An LLM is still, at its core, doing next-token prediction. The same task as an n-gram model from the 1980s. What changed is the memory architecture. An n-gram model has a 3–5 token window. A transformer's context window could have thousands. The "understanding" that emerges in LLMs isn't magic. It's what happens when we can model fine-grained long-range dependencies across enormous amounts of text.
In a real sense, transformer memory is the most radical departure from where we started. RNN memory lived in a hidden vector. LSTM memory lived in a gated cell. Transformer memory lives nowhere specific but it can be accessed everywhere. All the tokens stay in the context window, and attention repeatedly mixes them together so each one can pick up information from the rest. There's no single place to point to and say "that is the memory." It is the computation itself.
End to end, what's most striking isn't the performance improvements. It's how completely the concept of memory was reinvented each time.
| Architecture | Memory Defined As | Core Limitation |
|---|---|---|
| RNN | Compressed hidden state | Fragile, overwritten at each step, vanishing gradients problem |
| LSTM / GRU | Controlled, gated cell state | Still a single vector; bottlenecks seq2seq (sequence to sequence) translation |
| Attention | Dynamic retrieval from all positions | Quadratic cost with sequence length (O(n^2) with sequence length n) |
| Transformer | Distributed, contextual, attention-woven | No persistent state across contexts |
So when we look at things from a birds eye view, the progression isn't store "more memory." It's a shift in the underlying metaphor each time. RNN: memory is a running summary, constantly rewritten at each step. LSTM: memory is infrastructure, a separate channel with controlled read/write. Attention: memory isn't something you store. It's something you retrieve on demand, from a sequence that's always fully available.
What changed, at each step, wasn't the data or the compute. It was the model of what memory is. Each redefinition unlocked a class of problems the previous definition had made impossible. Memory is not just about storing past interactions but about how that information is retrieved and used to inform future predictions. Not all parts of the memory have the same importance and relevance to the future predictions and recent attention mechanisms have been developed to address this issue.
The remaining gap on that table (transformers have no persistent state across contexts) is one of the most active areas in current research which is trying to answer the same question we started with: how do we effectively maintain memory?

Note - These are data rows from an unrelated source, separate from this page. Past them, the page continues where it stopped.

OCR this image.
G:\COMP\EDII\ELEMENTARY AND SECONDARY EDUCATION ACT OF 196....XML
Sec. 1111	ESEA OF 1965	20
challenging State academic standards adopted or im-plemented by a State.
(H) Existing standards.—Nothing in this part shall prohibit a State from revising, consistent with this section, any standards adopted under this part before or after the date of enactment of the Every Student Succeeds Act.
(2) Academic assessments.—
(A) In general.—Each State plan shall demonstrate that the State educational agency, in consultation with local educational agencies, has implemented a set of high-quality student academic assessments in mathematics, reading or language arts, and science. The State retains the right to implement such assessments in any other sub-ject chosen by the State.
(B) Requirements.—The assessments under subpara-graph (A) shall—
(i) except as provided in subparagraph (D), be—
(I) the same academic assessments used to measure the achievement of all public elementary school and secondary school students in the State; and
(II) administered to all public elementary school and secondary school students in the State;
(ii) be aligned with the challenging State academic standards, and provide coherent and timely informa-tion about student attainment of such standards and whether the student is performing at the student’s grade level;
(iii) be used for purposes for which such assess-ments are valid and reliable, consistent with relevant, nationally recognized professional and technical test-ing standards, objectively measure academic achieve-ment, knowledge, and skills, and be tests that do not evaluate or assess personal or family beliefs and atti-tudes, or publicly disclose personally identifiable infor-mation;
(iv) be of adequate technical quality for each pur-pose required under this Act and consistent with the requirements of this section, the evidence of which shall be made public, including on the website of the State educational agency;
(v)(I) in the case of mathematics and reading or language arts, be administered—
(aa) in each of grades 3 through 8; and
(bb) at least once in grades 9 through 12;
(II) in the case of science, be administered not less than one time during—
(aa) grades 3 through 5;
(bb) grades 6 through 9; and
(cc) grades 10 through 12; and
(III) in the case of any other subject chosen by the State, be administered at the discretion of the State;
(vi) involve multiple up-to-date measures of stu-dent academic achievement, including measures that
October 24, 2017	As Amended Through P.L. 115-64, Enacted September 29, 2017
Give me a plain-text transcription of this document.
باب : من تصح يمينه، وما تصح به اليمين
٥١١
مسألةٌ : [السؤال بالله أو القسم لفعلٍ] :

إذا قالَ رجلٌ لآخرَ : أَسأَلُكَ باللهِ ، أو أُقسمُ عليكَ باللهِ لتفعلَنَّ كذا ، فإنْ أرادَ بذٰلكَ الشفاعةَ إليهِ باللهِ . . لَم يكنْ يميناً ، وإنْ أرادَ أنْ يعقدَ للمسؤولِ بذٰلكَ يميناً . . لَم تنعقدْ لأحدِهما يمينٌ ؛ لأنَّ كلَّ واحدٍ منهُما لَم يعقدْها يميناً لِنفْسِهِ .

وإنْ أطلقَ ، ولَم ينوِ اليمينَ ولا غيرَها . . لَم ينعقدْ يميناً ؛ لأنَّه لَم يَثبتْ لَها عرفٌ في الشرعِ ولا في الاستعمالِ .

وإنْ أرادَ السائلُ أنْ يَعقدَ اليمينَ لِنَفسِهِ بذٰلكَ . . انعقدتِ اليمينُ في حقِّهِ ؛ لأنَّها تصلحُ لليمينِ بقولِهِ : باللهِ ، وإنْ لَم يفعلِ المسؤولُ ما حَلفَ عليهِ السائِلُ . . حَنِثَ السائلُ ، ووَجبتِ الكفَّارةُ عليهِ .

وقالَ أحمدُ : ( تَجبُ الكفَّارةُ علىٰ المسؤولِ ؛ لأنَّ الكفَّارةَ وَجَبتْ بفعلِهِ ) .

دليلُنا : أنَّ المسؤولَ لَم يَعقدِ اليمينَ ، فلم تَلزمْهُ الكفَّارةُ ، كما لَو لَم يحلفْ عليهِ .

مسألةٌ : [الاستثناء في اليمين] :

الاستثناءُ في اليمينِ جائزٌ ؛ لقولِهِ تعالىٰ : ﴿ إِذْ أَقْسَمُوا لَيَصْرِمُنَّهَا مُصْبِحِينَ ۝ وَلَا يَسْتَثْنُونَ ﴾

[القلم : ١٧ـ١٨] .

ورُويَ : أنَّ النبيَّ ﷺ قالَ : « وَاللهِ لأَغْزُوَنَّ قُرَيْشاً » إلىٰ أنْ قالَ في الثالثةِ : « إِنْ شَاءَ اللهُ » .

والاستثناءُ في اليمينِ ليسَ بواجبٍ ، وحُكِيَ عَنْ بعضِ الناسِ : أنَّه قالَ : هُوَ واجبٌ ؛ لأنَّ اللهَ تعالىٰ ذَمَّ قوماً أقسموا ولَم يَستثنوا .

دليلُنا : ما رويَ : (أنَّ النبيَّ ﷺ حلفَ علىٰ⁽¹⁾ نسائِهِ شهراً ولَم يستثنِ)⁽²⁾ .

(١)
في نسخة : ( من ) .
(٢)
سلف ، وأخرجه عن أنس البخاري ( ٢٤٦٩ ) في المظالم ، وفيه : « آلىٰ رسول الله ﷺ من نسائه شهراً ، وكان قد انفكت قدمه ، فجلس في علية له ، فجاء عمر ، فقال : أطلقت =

One footnote worth mentioning: you might be surprised to learn that the idea of memory as retrieval didn't start with attention. Hopfield networks, introduced in the 1980s, were doing something conceptually similar: storing patterns and retrieving them by association. Given a partial or noisy input, the network would settle into the closest stored pattern. Memory as recall, not storage. The key limitation was that they used binary neurons and fixed weights which means they were not learnable in the modern gradient descent sense. But the spirit was there. Actually there is a recent paper by Ramsauer et al.[7] that showed modern Hopfield networks and attention mechanisms are actually mathematically equivalent. The retrieval idea never went away. We just needed a few decades to make it differentiable and scalable. I left Hopfield networks out of the main post on purpose. They're fascinating and quite innovative for their time but they sit in a different chapter of history of machine learning (pre-backpropagation and pre-gradient descent) and I felt mentioning them together with RNNs, LSTMs and Transformers could have changed the direction of the blog post. However, I highly encourage you to take a look at them and their recent developments.